Elected to represent New York in the House in 1980 and then the Senate in 1998, Schumer has long been known for his political acumen — he was in charge of Democrats’ winning Senate efforts in 2006 and 2008 — and as a master communicator. But to his colleagues, the midterm election results are confirmation of his skills as a legislative leader as well. While he has been criticized by Republicans and some progressive groups for giving up some items on Democrats’ wish list, the party had accomplishments to point to in the election, and lawmakers say that gave them new momentum over the summer.
"It's the year of Chuck Schumer," said Sen. Chris Murphy, D-Conn., who spearheaded bipartisan negotiations on gun legislation. The election wins were "set up by a bunch of victories that ended up motivating both swing and base voters," Murphy said, particularly the sweeping health, climate and economic package that Democrats passed after Schumer negotiated one-on-one with moderate Democrat Joe Manchi n of West Virginia, who had singlehandedly killed an earlier version of the legislation.
Murphy said Schumer’s style is “totally unique, and it’s very well suited to a 50-50 Senate,” in that he knows when to micromanage and when to ease off. Murphy said he talked to Schumer several times a day while he was negotiating the gun bill, but he still let Murphy take the lead.
In terms of bipartisan negotiations, “leaders have to be pretty confident to let that evolve,” said Virginia Sen. Mark Warner, a Democrat who was part of those talks. At the same time, Warner said, “anybody that underestimates Chuck’s focus and attention to detail does so at their own peril.”
Schumer brags about his communication skills, noting he has every Democratic senator on speed dial in his famous flip phone. And he knows many of their numbers by heart, he said.

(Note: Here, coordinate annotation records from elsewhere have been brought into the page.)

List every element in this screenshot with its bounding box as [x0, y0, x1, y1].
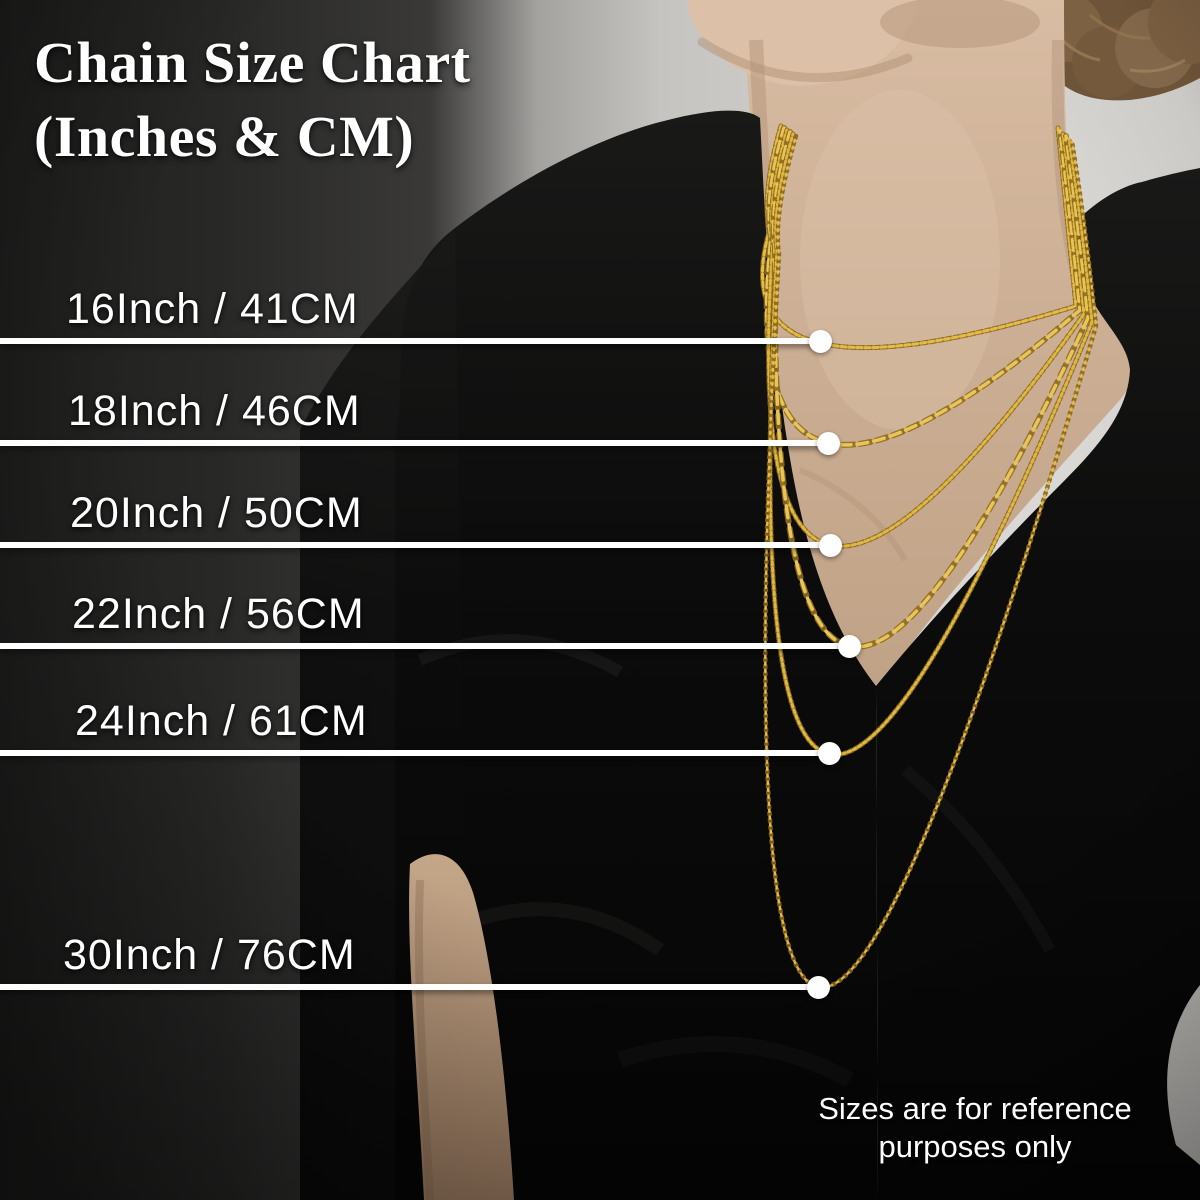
reference-note: Sizes are for reference purposes only	[780, 1090, 1170, 1166]
size-label-24inch: 24Inch / 61CM	[75, 697, 368, 745]
pointer-dot-22inch	[838, 635, 861, 658]
pointer-dot-16inch	[809, 330, 832, 353]
pointer-dot-24inch	[818, 742, 841, 765]
size-label-16inch: 16Inch / 41CM	[66, 285, 359, 333]
pointer-line-18inch	[0, 440, 828, 446]
title-line-1: Chain Size Chart	[34, 30, 471, 95]
reference-note-line-2: purposes only	[878, 1129, 1072, 1164]
reference-note-line-1: Sizes are for reference	[818, 1091, 1132, 1126]
pointer-dot-20inch	[819, 534, 842, 557]
pointer-line-20inch	[0, 542, 830, 548]
page-title: Chain Size Chart (Inches & CM)	[34, 26, 471, 174]
pointer-dot-30inch	[807, 976, 830, 999]
size-label-18inch: 18Inch / 46CM	[68, 387, 361, 435]
pointer-dot-18inch	[817, 432, 840, 455]
pointer-line-30inch	[0, 984, 818, 990]
size-label-20inch: 20Inch / 50CM	[70, 489, 363, 537]
title-line-2: (Inches & CM)	[34, 104, 415, 169]
pointer-line-22inch	[0, 643, 849, 649]
size-label-22inch: 22Inch / 56CM	[72, 590, 365, 638]
size-label-30inch: 30Inch / 76CM	[63, 931, 356, 979]
pointer-line-16inch	[0, 338, 820, 344]
pointer-line-24inch	[0, 750, 829, 756]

“Every member calls me,” he said. “They don’t go through staff. They can talk to me directly, no email.”
Brian Fallon, a former Schumer aide who is now the executive director of Demand Justice, a liberal advocacy group that supports expanding the court, said Schumer has “come into his own in the last two years” in terms of legislative maneuvering. At no moment was that more evident than this summer, Fallon said, when Schumer unexpectedly announced the deal with Manchin on the sweeping package of bills and took angry Republicans by surprise.
“He’s had his own sort of Harry Reid moment the last several months,” said Fallon, referring to the late Nevada senator and majority leader who was known as one of the Senate’s toughest dealmakers before passing the torch to Schumer. Reid died last year.
The next two years won’t be easy, even if Warnock does win and give Democrats a crucial extra seat. Several Democratic incumbents are up for reelection in 2024, and Republicans still have a good chance of winning the House majority, making negotiations tougher for Schumer.
“So where do we go from here?” Schumer asked. The Democratic leader said he intends to sit down with McConnell and try to find places to agree, even though the two men have traditionally had a frosty relationship.
“I’m going to make a real effort to do as much as we can,” Schumer said, echoing what he’s said since he took the top job two years ago. “We’ve got to focus on getting things done. That means we’re going to have to compromise.”